Baruc : Faire danser le quartier

19 ans et déjà engagé : Baruc Mikiene danse, bouge pour son quartier, quand il ne fait pas ses études.

Son groupe, Kobo, compte aujourd’hui six danseurs : « Quand tu prouves ce que tu vaux, on te prend au sérieux. » (Photo tmv)
Son groupe, Kobo, compte aujourd’hui six danseurs : « Quand tu prouves ce que tu vaux, on te prend au sérieux. »
(Photo tmv)

Premier contact au téléphone, à l’aise : « Vous voulez parler de moi ? C’est vrai que je suis intéressant ! » Baruc Mikiene rigole, sa remarque ingénue cache une envie d’exposer ce qu’il fait le mieux : la danse.
Une passion ? « Plus que ça. » Il arrive à l’entretien avec le look de ses 19 ans et sa longue silhouette. « J’ai grandi avec des danseurs autour de moi qui dansaient en continu, à faire des spectacles de quatre heures. J’ai fait comme eux. Je ne me suis jamais arrêté. Je ne peux pas m’arrêter, je danse quand je marche dans la rue, quand je cours. J’arrive toujours à faire deux trois pas. Au travail, les autres m’ont d’abord pris pour un fou. J’ai continué et ils ont compris que c’était important pour moi. »
Il travaille dans un entrepôt qui appartient à une marque de la grande distribution. Baruc Mikiene prépare un BTS logistique des transports en alternance. Il fait souvent les allers-retours à Vendôme pour suivre les cours.
Le reste du temps, il le passe au Sanitas, son quartier d’enfance, celui de ses potes. De ses rêves d’adolescent, quand il commençait à se produire en public. « On était plusieurs danseurs. Sans lieu, on s’est mis à danser dans la gare, pas très loin du Vinci, dans la rue. » Pendant des heures, il mélange mouvements de hip-hop, de house, de coupédécalé ou de house afro. Aujourd’hui, son groupe, Kobo, compte six membres et s’entraîne dans un local. « Quand tu prouves ce que tu vaux, on te prend au sérieux. »
Baruc Mikiene donne des cours de danse au centre social. « Les petits peuvent te prendre en exemple. Je dois leur montrer ce qui est bien, qu’ils ne répètent pas les bêtises des autres. »

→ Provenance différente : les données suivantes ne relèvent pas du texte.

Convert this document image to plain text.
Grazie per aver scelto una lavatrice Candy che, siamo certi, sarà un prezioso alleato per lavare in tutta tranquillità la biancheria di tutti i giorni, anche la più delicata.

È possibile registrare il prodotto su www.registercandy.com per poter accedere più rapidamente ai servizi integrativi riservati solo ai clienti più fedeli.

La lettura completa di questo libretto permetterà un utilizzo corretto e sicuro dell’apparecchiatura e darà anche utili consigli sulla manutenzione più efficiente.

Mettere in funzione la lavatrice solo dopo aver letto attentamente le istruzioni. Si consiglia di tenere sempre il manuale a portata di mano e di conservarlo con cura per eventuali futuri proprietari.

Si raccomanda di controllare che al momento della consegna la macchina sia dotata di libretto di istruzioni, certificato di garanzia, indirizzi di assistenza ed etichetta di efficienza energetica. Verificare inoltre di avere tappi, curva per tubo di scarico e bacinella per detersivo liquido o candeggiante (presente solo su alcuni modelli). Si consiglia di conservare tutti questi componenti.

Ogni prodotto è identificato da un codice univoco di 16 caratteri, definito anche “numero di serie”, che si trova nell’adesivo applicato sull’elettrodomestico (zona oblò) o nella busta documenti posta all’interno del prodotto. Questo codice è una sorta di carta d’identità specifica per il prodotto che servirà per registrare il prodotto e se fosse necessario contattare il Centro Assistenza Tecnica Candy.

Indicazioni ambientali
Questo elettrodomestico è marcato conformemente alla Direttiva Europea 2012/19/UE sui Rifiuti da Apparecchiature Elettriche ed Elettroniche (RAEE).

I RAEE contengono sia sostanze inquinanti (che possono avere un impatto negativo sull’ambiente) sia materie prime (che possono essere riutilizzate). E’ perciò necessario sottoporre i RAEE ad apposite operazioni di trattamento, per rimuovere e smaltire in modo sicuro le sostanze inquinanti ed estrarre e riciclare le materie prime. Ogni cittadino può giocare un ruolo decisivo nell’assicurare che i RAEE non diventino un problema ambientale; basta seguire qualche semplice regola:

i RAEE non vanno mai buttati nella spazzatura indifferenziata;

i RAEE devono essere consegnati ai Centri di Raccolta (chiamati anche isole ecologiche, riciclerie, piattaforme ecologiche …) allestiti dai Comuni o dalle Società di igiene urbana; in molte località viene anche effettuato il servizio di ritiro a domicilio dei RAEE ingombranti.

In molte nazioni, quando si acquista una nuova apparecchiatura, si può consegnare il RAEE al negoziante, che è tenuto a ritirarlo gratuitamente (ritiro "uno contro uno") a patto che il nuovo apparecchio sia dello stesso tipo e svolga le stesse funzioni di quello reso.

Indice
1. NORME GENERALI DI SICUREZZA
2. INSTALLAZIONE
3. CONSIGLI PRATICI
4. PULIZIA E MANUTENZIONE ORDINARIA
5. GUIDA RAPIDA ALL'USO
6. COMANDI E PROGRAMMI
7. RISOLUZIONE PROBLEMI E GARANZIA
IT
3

Engagé, Baruc Mikiene essaye de jouer les modèles dans le quartier : « Quand tu passes ta journée en bas d’un immeuble, tu as plein d’idées qui te passent par la tête. Tu ne discernes pas le bien du mal, qu’est ce qui t’empêche d’aller voler ou brûler des voitures ? Certains jeunes ont pour modèle les clips avec des kalach’ et des filles nues, pourquoi ils ne feraient pas comme les rappeurs ? Ce n’est pas leur faute, il faut juste leur montrer d’autres choses. » Il lutte, enseigne ses mouvements de danse, prend son rôle d’éducateur à cœur.
Il est arrivé au Sanitas il y a quelques années avec ses parents. Baruc Mikiene est né au Congo, le pays de sa mère. Son père est Burundais. Il ne veut pas parler de son arrivée en Europe. « J’ai choisi de ne pas me rappeler cette période, même si elle fait partie de ma construction. »

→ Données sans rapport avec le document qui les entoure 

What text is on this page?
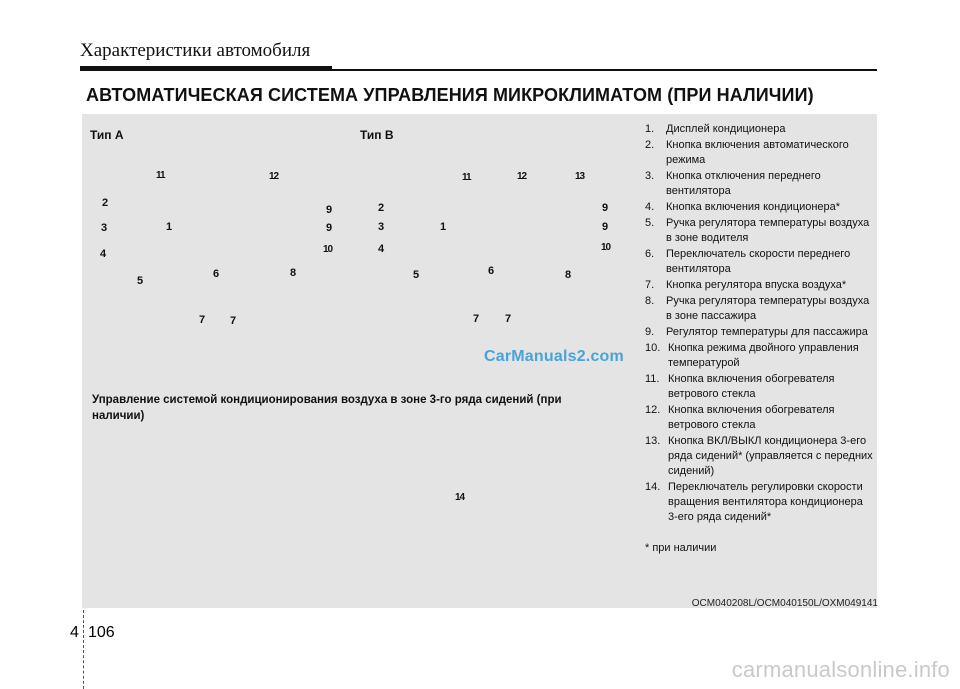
Характеристики автомобиля
АВТОМАТИЧЕСКАЯ СИСТЕМА УПРАВЛЕНИЯ МИКРОКЛИМАТОМ (ПРИ НАЛИЧИИ)
Тип А
11	12
2
9
3	1	9
4	10
6	8
5
7 7
Тип B
11	12	13
2	9
3	1	9
4	10
6
5	8
7 7
CarManuals2.com
Управление системой кондиционирования воздуха в зоне 3-го ряда сидений (при наличии)
14
1. Дисплей кондиционера
2. Кнопка включения автоматического режима
3. Кнопка отключения переднего вентилятора
4. Кнопка включения кондиционера*
5. Ручка регулятора температуры воздуха в зоне водителя
6. Переключатель скорости переднего вентилятора
7. Кнопка регулятора впуска воздуха*
8. Ручка регулятора температуры воздуха в зоне пассажира
9. Регулятор температуры для пассажира
10. Кнопка режима двойного управления температурой
11. Кнопка включения обогревателя ветрового стекла
12. Кнопка включения обогревателя ветрового стекла
13. Кнопка ВКЛ/ВЫКЛ кондиционера 3-его ряда сидений* (управляется с передних сидений)
14. Переключатель регулировки скорости вращения вентилятора кондиционера 3-его ряда сидений*
* при наличии
OCM040208L/OCM040150L/OXM049141
4 106
carmanualsonline.info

Il a grandi dans la foi, celle de l’église évangéliste. Deux fois par semaine, il se réunit avec sa famille pour prier. Il prend la religion au sérieux. La politique l’intéresse beaucoup moins. « Je ne vais pas voter, je pense, pour les municipales ». Il est plutôt porté sur les bonnes causes, « dès qu’il y en a une, je suis là. »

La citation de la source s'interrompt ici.